Assim o processo será composto por duas fases:

I. Fase do processo amigável, onde um grupo de empresas multinacional


terá a possibilidade de submeter um pedido de processo amigável
(arbitragem) com base nos mecanismos existentes.
II. Se no prazo de dois anos o procedimento não for solucionado, então
inicia-se a fase de resolução de litígios, que durará aproximadamente 390
dias.

Breve conclusão:

Em suma, o pilar 1 apresenta um caminho idêntico ao proposto pela Diretiva sobre a


tributação das sociedades com presença digital significativa, concluindo a Dra. Ana
Paula Dourado que se trata de uma medida que é uma média entre a tributação digital e
a tentativa de alocar os direitos de tributação aos Estados de mercado.

Quanto a opiniões de aplicabilidade a doutrina aponta fortes críticas aos critérios fixos,
sobretudo à fórmula de cálculo do Montante A, alegando que a realidade está em
constante evolução, o que pode não jogar bem com a estática da fórmula a aplicar.

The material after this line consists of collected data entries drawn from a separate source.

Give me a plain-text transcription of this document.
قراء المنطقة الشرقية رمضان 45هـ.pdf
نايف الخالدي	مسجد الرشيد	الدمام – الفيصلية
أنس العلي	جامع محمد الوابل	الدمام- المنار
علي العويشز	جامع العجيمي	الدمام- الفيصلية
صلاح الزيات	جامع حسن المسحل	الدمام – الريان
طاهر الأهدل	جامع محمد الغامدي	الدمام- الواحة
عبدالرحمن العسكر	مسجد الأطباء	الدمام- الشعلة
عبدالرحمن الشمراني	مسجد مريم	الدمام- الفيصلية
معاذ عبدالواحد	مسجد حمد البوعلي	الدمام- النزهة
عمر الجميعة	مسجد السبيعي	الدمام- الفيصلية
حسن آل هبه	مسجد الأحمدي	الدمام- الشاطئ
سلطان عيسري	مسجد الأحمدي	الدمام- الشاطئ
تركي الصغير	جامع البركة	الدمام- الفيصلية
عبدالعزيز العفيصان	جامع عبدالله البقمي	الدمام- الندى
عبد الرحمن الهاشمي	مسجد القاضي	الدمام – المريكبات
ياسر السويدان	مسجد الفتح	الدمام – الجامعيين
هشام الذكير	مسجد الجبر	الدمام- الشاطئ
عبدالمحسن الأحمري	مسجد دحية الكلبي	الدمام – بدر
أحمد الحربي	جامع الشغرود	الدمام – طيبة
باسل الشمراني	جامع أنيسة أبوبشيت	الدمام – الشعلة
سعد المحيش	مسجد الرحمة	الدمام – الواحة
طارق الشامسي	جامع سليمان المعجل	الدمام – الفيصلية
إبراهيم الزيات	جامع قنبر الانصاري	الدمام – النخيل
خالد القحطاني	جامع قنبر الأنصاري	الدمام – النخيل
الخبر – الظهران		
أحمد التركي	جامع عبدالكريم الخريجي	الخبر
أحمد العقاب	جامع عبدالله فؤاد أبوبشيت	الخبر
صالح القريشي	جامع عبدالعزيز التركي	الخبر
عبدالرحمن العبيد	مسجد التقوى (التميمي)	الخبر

Os conceitos precisam de aprofundamento e trabalho cuidadoso por parte da OCDE, de


forma a garantir o correto entendimento e concordância dos Estados, sob pena de trazer
à colação medidas algo discriminatórias e injustas.
Por outro lado, é preciso haver colaboração dos Estados nesta matéria de criação de
mecanismos alternativos (para os Estados que não recorrem à arbitragem obrigatória,
por exemplo).

A Dra. Ana Paula Dourado considera que se trata de um mecanismo demasiado


complexo, que realça a diferença entre a economia digital e economia tradicional e
acaba por não alocar os direitos tributários aos Estados de mercado propriamente ditos.

Não é bem claro se os Montantes serão aplicados somente e apenas aos serviços digitais
ou se também irão ser aplicáveis aos comércios tradicionais. Parece que a solução mais
sensata passaria pela aplicação a ambas as formas de negócios.

Há ainda opiniões que criticam os rápidos avanços da OCDE: assim entende parte da
comunidade fiscal internacional que o Projeto BEPS, ainda não esteve em
funcionamento tempo suficiente para se perceberem frutos do mesmo, e já temos novas
medidas revolucionárias, criando um sentido de pouca segurança jurídica.